STATES INTERESTS AND BURMA
By David OHanlon
Often the question has
been asked, How is it in U.S. interests to seek an end to the SPDC and
the establishment of democracy in Burma? The democracy movement has been
able to explain how it is the right thing to do in order to end mass oppression
and human suffering and even been able to demonstrate how it is in the broader
interests of the U.S. to seek a transition to democracy. It has until now, however,
been unable to explain how it is in U.S. interests as closely defined to seek
this outcome. Thus the Burma democracy movement has over the years received
correspondingly broad and general support, but has yet to secure the sort of
intervention required to topple an albeit weak SPDC regime.
Recent developments, though, mean that it is now possible to answer this question directly.
It is in U.S. interests as closely defined:
1. To block a probable North Korean option to circumvent U.N. sanctions and procure yellowcake from Burma in exchange for Dadong II missiles and other weaponry.
2. To rid the world of an intractable and uncooperative incubator of serious contagious diseases such as HIV and Avian Influenza.
Furthermore, it is in U.S. interests as broadly defined:
1. To remove a major source of regional instability and a permanent anchor on the political and social development of ASEAN.
2. To aid the establishment of another democratic country on Chinas border and thereby encourage reform in that country.
3. To eliminate one more dictatorial and unpredictable (i.e., rogue) state from the world and thus place further pressure on those remaining to reform.
4. To remove state protection from Burmas narcotics industry, which is responsible for flooding its neighbours with mass-produced amphetamines and the most potent heroin in the world.
It has also been asked, What would replace the SPDC if it were to be removed tomorrow? The answer of the opposition has always been firm and clear, and it remains so. The NLD under Daw Aung San Suu Kyis leadership is a government in waiting which enjoys a popular mandate, international recognition, and the cooperation of Burmas ethnic minorities. However, it is now also possible to state that with the removal of the SPDC, the NLD would receive the support and loyalty of the rank and file of the Burma Army. Under the NLD, Burma would probably not be a paradise, but it would be peaceful, stable and united.

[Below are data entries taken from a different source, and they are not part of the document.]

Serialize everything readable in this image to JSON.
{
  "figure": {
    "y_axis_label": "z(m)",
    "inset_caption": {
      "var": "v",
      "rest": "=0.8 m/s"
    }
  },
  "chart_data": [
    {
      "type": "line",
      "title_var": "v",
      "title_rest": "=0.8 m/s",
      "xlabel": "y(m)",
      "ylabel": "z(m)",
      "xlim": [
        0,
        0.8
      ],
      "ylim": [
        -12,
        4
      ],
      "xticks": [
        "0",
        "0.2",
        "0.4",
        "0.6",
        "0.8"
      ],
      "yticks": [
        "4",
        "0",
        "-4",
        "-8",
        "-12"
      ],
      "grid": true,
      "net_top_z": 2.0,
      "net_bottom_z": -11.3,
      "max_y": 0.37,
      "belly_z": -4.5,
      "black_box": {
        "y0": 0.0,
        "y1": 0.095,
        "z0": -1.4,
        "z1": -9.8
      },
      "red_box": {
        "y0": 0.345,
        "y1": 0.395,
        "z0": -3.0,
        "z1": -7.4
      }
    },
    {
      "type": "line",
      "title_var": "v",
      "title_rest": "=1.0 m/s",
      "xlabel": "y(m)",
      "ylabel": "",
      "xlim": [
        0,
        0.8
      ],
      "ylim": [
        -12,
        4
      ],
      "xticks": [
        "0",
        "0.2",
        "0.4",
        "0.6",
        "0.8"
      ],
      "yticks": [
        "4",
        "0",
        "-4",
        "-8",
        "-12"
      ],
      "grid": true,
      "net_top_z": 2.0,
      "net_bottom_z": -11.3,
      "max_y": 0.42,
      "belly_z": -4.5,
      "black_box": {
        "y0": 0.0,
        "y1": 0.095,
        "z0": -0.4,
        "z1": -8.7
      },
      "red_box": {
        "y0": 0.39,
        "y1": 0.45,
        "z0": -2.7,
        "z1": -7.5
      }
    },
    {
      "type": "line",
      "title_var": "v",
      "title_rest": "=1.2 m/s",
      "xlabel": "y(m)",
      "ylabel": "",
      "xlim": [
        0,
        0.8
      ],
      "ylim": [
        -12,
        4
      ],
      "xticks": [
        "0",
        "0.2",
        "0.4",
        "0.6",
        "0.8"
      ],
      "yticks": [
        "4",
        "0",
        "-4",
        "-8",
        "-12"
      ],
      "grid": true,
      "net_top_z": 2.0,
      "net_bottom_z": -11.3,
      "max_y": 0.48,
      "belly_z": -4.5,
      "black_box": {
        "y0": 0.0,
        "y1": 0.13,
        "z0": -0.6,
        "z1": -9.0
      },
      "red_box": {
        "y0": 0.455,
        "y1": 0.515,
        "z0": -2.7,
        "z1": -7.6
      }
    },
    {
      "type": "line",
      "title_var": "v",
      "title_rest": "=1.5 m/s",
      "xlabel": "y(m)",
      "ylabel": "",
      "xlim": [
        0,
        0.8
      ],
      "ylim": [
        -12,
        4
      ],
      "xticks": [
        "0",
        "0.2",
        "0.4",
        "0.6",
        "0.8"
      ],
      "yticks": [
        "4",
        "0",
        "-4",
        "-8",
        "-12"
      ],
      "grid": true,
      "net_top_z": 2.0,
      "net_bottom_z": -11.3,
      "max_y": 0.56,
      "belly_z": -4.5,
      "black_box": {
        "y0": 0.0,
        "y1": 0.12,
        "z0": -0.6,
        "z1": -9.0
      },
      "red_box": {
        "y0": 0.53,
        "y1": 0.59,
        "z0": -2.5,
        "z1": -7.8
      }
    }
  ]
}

Kudos should be given where kudos are due, and in recent years the U.S. has accomplished much progress. In passing into law the Burma Freedom and Democracy Act, in successfully lobbying for Burma to be placed on the UNSC agenda, and in placing pressure upon ASEAN to distance itself from the regime, the U.S. has achieved a sea change in the struggle against the SPDC. Similarly, the U.K., through its support of these moves at the U.N., and its intelligent insistence that any such aid that it does distribute inside the country be done in an even handed manner consistent with the Vienna Convention of 1961, has greatly distressed the regime.
Unfortunately, none of these developments, positive and welcome though they are, will in themselves change matters on the ground. Similarly, although they help apply pressure for democratic change they do not actually effect it. Given that, it is therefore directly in U.S. interests to take such proportional action as required to bring about positive results.
It is entirely consistent with U.S. interests and values to materially support cross-border humanitarian efforts. It is time that the United States Government back such efforts directly from USAID funds set aside specifically for the purpose. Indeed, this was envisioned in a U.S. State Department paper in 2005, which spoke of $6 million for cross-border humanitarian relief but which was apparently subverted by the insistence of the International Rescue Committee that no aid should go cross-border where it just happens to be urgently required.
A sum of $6 million placed with a responsible and established cross-border aid organization such as the Free Burma Rangers, to fund such relief projects and partner organizations as they judge worthwhile, will have an enormous and immediate humanitarian benefit. By thus frustrating the SPDCs capacity to oppress it will also directly cripple the cornerstone of the regime. It will be in effect, soft power at its most potent. As a state the U.S. cannot itself directly intervene but it can provide funds to private groups who are willing to do so. It is in the direct interests of the U.S. to do this and to lobby through diplomatic means that such groups continue to be allowed to go about their important work unmolested.
Just as the west cannot be everywhere does not preclude it from being somewhere, so it follows that just because it cannot do everything for Burma that it cannot do something. Fortunately, because of the weakness of the regime the U.S. in particular will not have to do much at all, certainly not entertain the paranoid fantasies of the SPDC, or indeed put any assets at risk, in order to have a tremendously positive effect on the ground and achieve its declared policy goal of helping the Burmese people establish democracy in Burma.